Marx will expand from its current 9,000 square feet on the seventh floor to 11,000 square feet on the 11th floor. The move will make more room for 1-800-Flowers, which will move into Marx’s old space from a smaller sublease on the 18th floor.
“I never saw before in my 24-year career so many tenants expanding or wanting to,” Deitelzweig told us.
Alternative asset management platform Hayfin Capital Management will relocate from the GM Building to a similar-sized, 7,000 square-foot space on 10 Grand Central’s 16th floor — which became available when Teladoc expanded to the 17th floor.

He said companies hesitated to grow during and soon after the pandemic “thinking hybrid work would last forever.

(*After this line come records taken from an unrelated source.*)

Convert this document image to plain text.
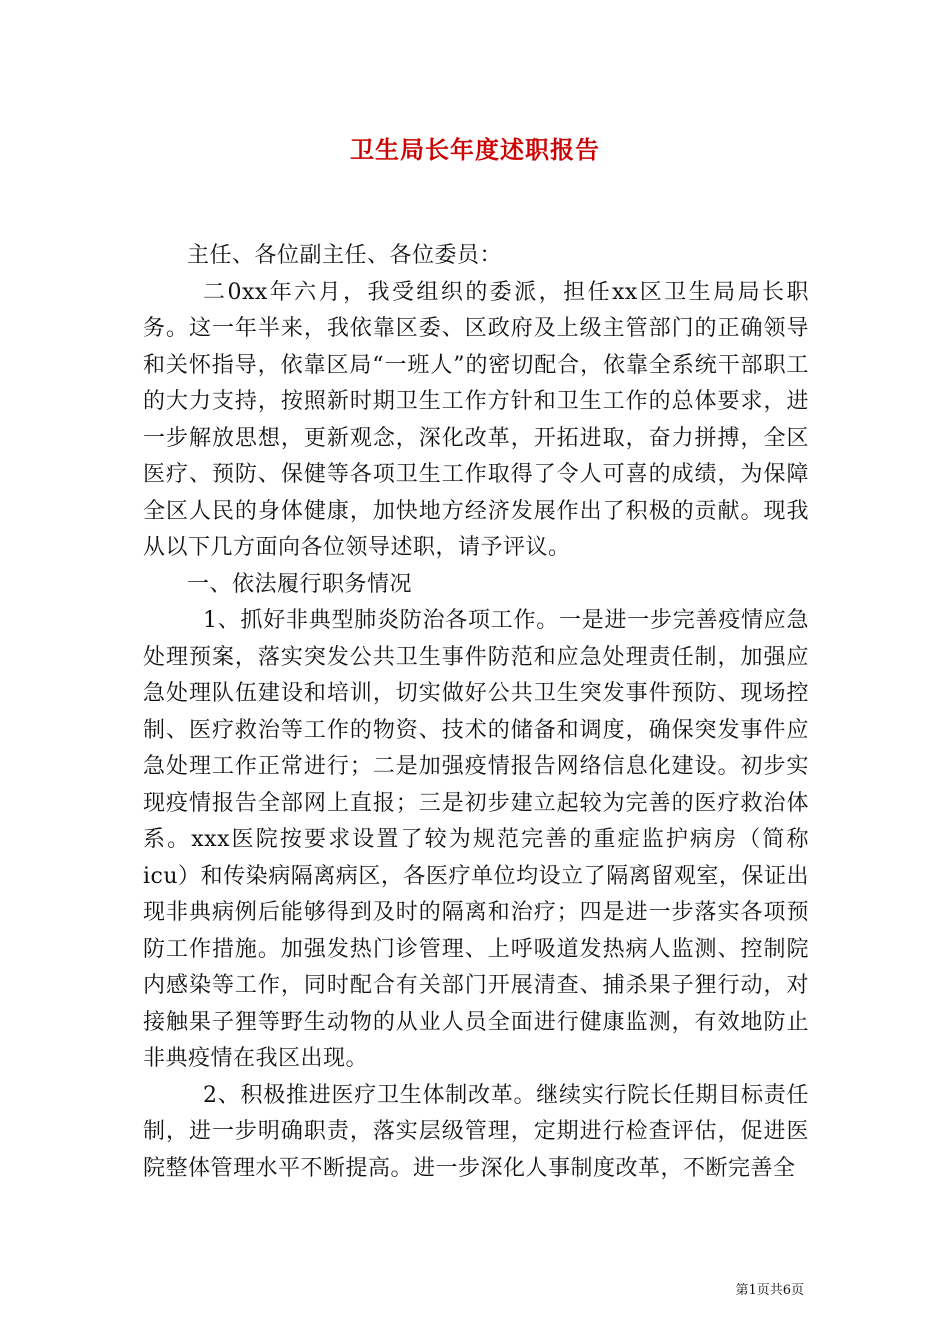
卫生局长年度述职报告

主任、各位副主任、各位委员：

二0xx年六月，我受组织的委派，担任xx区卫生局局长职务。这一年半来，我依靠区委、区政府及上级主管部门的正确领导和关怀指导，依靠区局“一班人”的密切配合，依靠全系统干部职工的大力支持，按照新时期卫生工作方针和卫生工作的总体要求，进一步解放思想，更新观念，深化改革，开拓进取，奋力拼搏，全区医疗、预防、保健等各项卫生工作取得了令人可喜的成绩，为保障全区人民的身体健康，加快地方经济发展作出了积极的贡献。现我从以下几方面向各位领导述职，请予评议。

一、依法履行职务情况

1、抓好非典型肺炎防治各项工作。一是进一步完善疫情应急处理预案，落实突发公共卫生事件防范和应急处理责任制，加强应急处理队伍建设和培训，切实做好公共卫生突发事件预防、现场控制、医疗救治等工作的物资、技术的储备和调度，确保突发事件应急处理工作正常进行；二是加强疫情报告网络信息化建设。初步实现疫情报告全部网上直报；三是初步建立起较为完善的医疗救治体系。xxx医院按要求设置了较为规范完善的重症监护病房（简称icu）和传染病隔离病区，各医疗单位均设立了隔离留观室，保证出现非典病例后能够得到及时的隔离和治疗；四是进一步落实各项预防工作措施。加强发热门诊管理、上呼吸道发热病人监测、控制院内感染等工作，同时配合有关部门开展清查、捕杀果子狸行动，对接触果子狸等野生动物的从业人员全面进行健康监测，有效地防止非典疫情在我区出现。

2、积极推进医疗卫生体制改革。继续实行院长任期目标责任制，进一步明确职责，落实层级管理，定期进行检查评估，促进医院整体管理水平不断提高。进一步深化人事制度改革，不断完善全

第1页共6页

Now, people are in their offices four or five days a week.”
He said Marx has raised rents at 10 GCT four times in the past 12 months “from $82 per square foot to $130,” and soon to $230 on two formerly mechanical floors at the top being converted to offices with “all-glass” surroundings.
A new draw is The Meeting Galleries, an 11,000 square-foot amenities complex of four different spaces to accommodate corporate meetings and events, including a “Town Hall” lounge. Seats, murals and artworks were chosen to suggest a luxury train of the 1930s.